Exploiting Thatcher’s weakness, Heath made numerous scathing attacks on the government, notably just before the 1981 Conservative conference when he demanded a reversion to consensus politics. At this point, polls suggested Thatcher was supported by less than half of Tory voters while a quarter wanted Heath back. But if he denounced Thatcher’s policies Heath did not actively plot against her personally, refusing to mobilise supporters in the cabinet and the Commons. Heath felt it beneath his dignity to scheme and conspire: he expected his minions to do this dirty work, which they dared not.
Thatcher, in contrast, remained resolute. She had already defiantly told the 1980 Conservative conference: ‘You turn if you want to. The lady’s not for turning!’ Not long after she rid her government of many leading Heath-ites. Soon, the economy began to recover, Labour lurched to the left and split while Britain reclaimed the Falkland Islands from Argentina, all of which contributed to Thatcher’s 1983 landslide election victory.

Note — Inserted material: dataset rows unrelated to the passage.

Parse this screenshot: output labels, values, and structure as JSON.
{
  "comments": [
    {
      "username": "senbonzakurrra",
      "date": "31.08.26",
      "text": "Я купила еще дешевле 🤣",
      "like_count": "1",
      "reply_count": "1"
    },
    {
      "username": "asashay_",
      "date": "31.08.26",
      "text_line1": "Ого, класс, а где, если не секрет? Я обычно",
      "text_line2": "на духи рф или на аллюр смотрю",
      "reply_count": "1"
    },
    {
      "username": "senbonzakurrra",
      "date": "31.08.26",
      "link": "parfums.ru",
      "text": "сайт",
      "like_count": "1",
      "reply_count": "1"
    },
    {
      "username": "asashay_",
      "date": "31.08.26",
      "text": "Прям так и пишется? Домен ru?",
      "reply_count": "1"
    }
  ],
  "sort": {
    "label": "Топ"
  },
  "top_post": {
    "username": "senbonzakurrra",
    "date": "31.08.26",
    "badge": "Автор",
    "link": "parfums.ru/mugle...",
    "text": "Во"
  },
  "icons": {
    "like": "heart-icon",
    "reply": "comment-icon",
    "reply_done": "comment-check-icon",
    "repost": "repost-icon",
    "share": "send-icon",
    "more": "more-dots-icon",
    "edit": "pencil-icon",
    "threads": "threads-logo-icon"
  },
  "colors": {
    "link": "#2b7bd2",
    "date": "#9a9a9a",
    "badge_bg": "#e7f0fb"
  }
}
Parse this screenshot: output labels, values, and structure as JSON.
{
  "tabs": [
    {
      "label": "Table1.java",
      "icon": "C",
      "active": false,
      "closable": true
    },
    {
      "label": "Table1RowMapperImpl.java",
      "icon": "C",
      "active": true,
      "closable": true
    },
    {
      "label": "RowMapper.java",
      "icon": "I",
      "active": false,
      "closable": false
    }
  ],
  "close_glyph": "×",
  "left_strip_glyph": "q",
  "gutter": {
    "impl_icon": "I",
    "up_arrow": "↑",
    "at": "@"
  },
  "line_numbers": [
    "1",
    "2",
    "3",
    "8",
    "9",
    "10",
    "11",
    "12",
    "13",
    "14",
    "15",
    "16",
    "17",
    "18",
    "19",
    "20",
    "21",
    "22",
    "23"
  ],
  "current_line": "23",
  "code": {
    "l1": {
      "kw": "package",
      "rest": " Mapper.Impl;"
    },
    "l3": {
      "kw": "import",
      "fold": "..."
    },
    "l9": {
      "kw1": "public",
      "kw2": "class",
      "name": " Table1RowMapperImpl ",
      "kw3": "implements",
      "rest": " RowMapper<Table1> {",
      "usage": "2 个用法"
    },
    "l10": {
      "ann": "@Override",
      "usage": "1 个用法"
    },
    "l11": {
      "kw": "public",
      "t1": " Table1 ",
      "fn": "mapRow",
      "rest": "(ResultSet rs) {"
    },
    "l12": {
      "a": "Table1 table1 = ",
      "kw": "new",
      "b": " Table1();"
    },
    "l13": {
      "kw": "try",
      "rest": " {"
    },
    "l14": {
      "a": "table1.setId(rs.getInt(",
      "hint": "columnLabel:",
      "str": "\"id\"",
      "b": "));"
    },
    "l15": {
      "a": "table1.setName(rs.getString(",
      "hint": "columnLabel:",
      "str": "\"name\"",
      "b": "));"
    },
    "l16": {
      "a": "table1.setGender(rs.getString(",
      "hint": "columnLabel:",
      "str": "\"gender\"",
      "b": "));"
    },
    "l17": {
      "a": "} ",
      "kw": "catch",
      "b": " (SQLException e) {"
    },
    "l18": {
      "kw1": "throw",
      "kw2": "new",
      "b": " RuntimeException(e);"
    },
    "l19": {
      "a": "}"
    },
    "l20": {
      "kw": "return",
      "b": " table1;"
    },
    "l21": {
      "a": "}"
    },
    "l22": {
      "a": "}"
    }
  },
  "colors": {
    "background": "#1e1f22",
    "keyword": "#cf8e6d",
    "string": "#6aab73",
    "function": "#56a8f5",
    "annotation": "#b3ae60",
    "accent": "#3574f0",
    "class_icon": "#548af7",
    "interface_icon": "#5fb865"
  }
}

After that, Heath was very much Yesterday’s Man. He still spoke against her government, but Thatcher could now safely ignore his jeremiads. Although Heath celebrated Thatcher’s fall in 1990, he made no contribution to her demise.
So what is there for Johnson to learn? If Johnson does want to return from the backbenches, he should learn from Heath’s mistake during the 1980-1 period. Churchill once said of Lord Rosebery, another former prime minister who continued to hanker for power, ‘He would not stoop; he did not conquer’. The same was true of Heath. After all, if he had exerted himself and actively plotted against Thatcher while she was vulnerable, he might – just might – have found himself back in Downing Street. With Truss – who has, of course, tried to model herself on Thatcher – beset by huge economic problems and leading an unhappy parliamentary party, this might be Johnson’s one and only chance to strike if he wants to avoid Heath’s fate.